Die Debatte im STANDARD ist nicht das einzige, aber doch ein rares Beispiel in Österreich, bei dem Medien ihre Reflexionsprozesse öffentlich darstellen. Geht es nach Larissa Krainer, die an der Alpen-Adria-Universität Klagenfurt im Bereich Medienethik forscht und lehrt, sollten solche Debatten um das eigene Selbstverständnis der Medien häufiger an die Öffentlichkeit getragen werden.

"Die Menschen interessiert es zunehmend, nach welchen Regeln sie Informationen bekommen", sagt Krainer. Das hat auch mit der veränderten Rolle der Bürger im Kontext der Mediengesellschaft zu tun: "Vor 20 Jahren hätte eine solche Debatte vielleicht noch nicht solch ein Interesse hervorgerufen. Die Leute interessiert das, weil sie selbst in sozialen Medien oder als Blogger zu Informationsproduzenten werden."

Ethische Fragestellungen

Krainer, die auch Sprecherin des 2015 in Wien gegründeten Interdisziplinären Zentrums für Medienethik ist, war eine der Vortragenden beim Symposium Medienethik an der Fachhochschule St.

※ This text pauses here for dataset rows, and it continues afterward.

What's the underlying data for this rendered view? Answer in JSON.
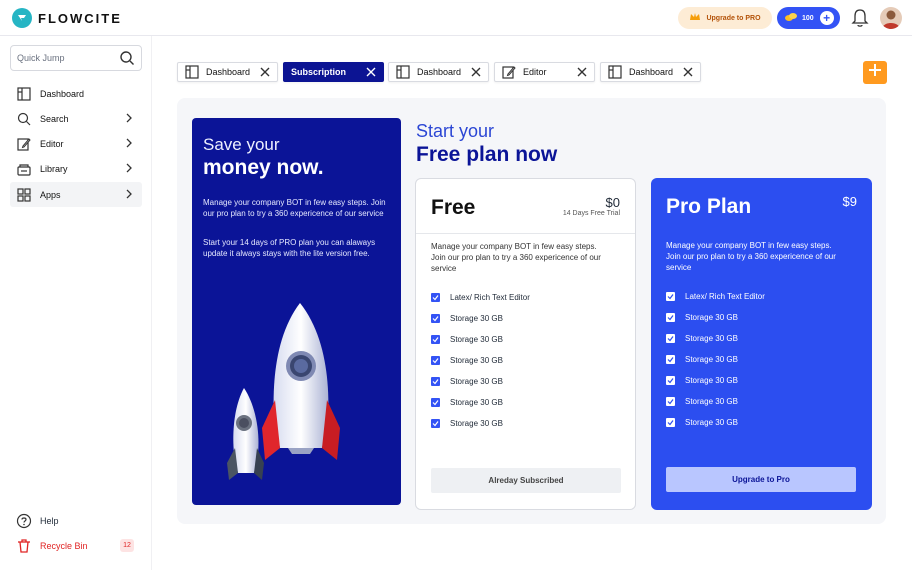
{
  "header": {
    "logo_text": "FLOWCITE",
    "upgrade_label": "Upgrade to PRO",
    "coins": "100"
  },
  "sidebar": {
    "search_placeholder": "Quick Jump",
    "items": [
      {
        "label": "Dashboard",
        "icon": "layout-icon"
      },
      {
        "label": "Search",
        "icon": "search-icon"
      },
      {
        "label": "Editor",
        "icon": "edit-icon"
      },
      {
        "label": "Library",
        "icon": "library-icon"
      },
      {
        "label": "Apps",
        "icon": "apps-grid-icon"
      }
    ],
    "help_label": "Help",
    "recycle_label": "Recycle Bin",
    "recycle_count": "12"
  },
  "tabs": [
    {
      "label": "Dashboard",
      "icon": "layout-icon"
    },
    {
      "label": "Subscription",
      "icon": "",
      "active": true
    },
    {
      "label": "Dashboard",
      "icon": "layout-icon"
    },
    {
      "label": "Editor",
      "icon": "edit-icon"
    },
    {
      "label": "Dashboard",
      "icon": "layout-icon"
    }
  ],
  "promo": {
    "title_line1": "Save your",
    "title_line2": "money now.",
    "paragraph1": "Manage your company BOT in few easy steps. Join our pro plan to try a 360 expericence of our service",
    "paragraph2": "Start your 14 days of PRO plan you can alaways update it always stays with the lite version free."
  },
  "heading": {
    "line1": "Start your",
    "line2": "Free plan now"
  },
  "plans": {
    "free": {
      "name": "Free",
      "price": "$0",
      "trial": "14 Days Free Trial",
      "description": "Manage your company BOT in few easy steps. Join our pro plan to try a 360 expericence of our service",
      "features": [
        "Latex/ Rich Text Editor",
        "Storage 30 GB",
        "Storage 30 GB",
        "Storage 30 GB",
        "Storage 30 GB",
        "Storage 30 GB",
        "Storage 30 GB"
      ],
      "button": "Alreday Subscribed"
    },
    "pro": {
      "name": "Pro Plan",
      "price": "$9",
      "description": "Manage your company BOT in few easy steps. Join our pro plan to try a 360 expericence of our service",
      "features": [
        "Latex/ Rich Text Editor",
        "Storage 30 GB",
        "Storage 30 GB",
        "Storage 30 GB",
        "Storage 30 GB",
        "Storage 30 GB",
        "Storage 30 GB"
      ],
      "button": "Upgrade to Pro"
    }
  },
  "colors": {
    "brand_navy": "#0b1497",
    "brand_blue": "#2c4ef0",
    "accent_orange": "#ff9a1f",
    "logo_teal": "#26b5c4",
    "danger_red": "#e02424"
  }
}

Pölten, das dort vor kurzem vom Department Medien & Wirtschaft in Kooperation mit dem Interdisciplinary Media Ethics Center (IMEC) der Österreichischen Akademie der Wissenschaften (ÖAW) veranstaltet wurde.

Zur Debatte standen die "moralischen Konsequenzen wirtschaftlicher und technologischer Disruptionen". Die Nachrichtenkanäle und -formate genauso wie die Organisationsformen und Wirtschaftsmodelle der Medien, nicht zuletzt ihre Einbettung und Funktion in der Gesellschaft verändern sich und werfen neue ethische Fragestellungen auf.

Neuer Regelungsbedarf

"Es gibt die Tradition in der einschlägigen Forschung, immer die Journalisten zu kritisieren nach dem Motto: Deren Moral muss gut sein, dann ist der Journalismus gut", erklärt Krainer. "Es gibt aber viele Fragestellungen, die nicht in der journalistischen Verantwortung liegen, sondern bei denen der Regelungsbedarf auf der Ebene der Organisation liegt."

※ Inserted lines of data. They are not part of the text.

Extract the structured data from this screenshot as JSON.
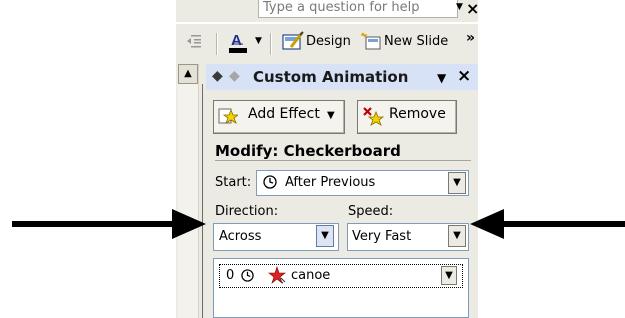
{
  "help": {
    "placeholder": "Type a question for help"
  },
  "toolbar": {
    "design_label": "Design",
    "new_slide_label": "New Slide"
  },
  "task_pane": {
    "title": "Custom Animation",
    "add_effect_label": "Add Effect",
    "remove_label": "Remove",
    "modify_title": "Modify: Checkerboard",
    "start_label": "Start:",
    "start_value": "After Previous",
    "direction_label": "Direction:",
    "direction_value": "Across",
    "speed_label": "Speed:",
    "speed_value": "Very Fast",
    "list_items": [
      {
        "order": "0",
        "name": "canoe"
      }
    ]
  },
  "colors": {
    "arrow": "#000000",
    "pane_header": "#d7e2f6",
    "panel_bg": "#ecebe3"
  }
}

Im Fall der Nennung der Nationalitäten bei Straftaten sollte sich nicht jeder Journalist bei jedem Anlass den Kopf zerbrechen müssen, welche Lösung im Moment die richtige sei – ob man mit der Nennung zum Teil eines Stigmatisierungsprozesses wird, der das gesellschaftliche Bild prägt, oder ob es der Glaubwürdigkeit des Mediums schadet, weil die Information in den sozialen Medien längst die Runde gemacht haben.

"Eine interne Richtlinie könnte hier Orientierung geben", schlägt Krainer vor, "eine Richtlinie, die im Kollektiv der Redaktion erarbeitet wird und auch über den Haufen geworfen werden kann, wenn man gemeinsam zu einem neuen Befund kommt."

Die Widersprüche in der Medienwelt könnten mit derartigen Entscheidungsfindungen besser ausbalanciert werden. Das sei besser, als sie alten Logiken zu überlassen, die eindeutige, vermeintlich allzeit richtige Entscheidungen einfordern. Im Kontext von Wirtschaftlichkeit und Qualität, von Recherchequalität und schnellstmöglicher Informationsweitergabe sind dabei wohl einige Balanceakte fällig.

Kerngeschäft gesucht

Gerade die Vielstimmigkeit, die die Digitalisierung und die sozialen Netzwerke erzeugt haben, provoziert Verschiebungen im Berufsbild des Journalisten. Partizipation in Foren und Social Media veränderte die Informationsweitergabe an eine Masse von Menschen bis hin zu einem "One-to-one-Journalismus", sagt Krainer. "Ich bin nicht sicher, ob noch gut geklärt ist, was das Kerngeschäft des Journalismus eigentlich ist."

Gesicherte Information

Die Vielstimmigkeit stellt auch neue Anforderungen an das Medium als eine Instanz, von der gesicherte Informationen bezogen werden können. Die Glaubwürdigkeit muss – siehe oben – immer wieder neu erkämpft werden, noch dringender in den Personality-Webs der Zukunft, in denen die eigenen Vorlieben entscheiden, welche Inhalte man überhaupt zu Gesicht bekommt.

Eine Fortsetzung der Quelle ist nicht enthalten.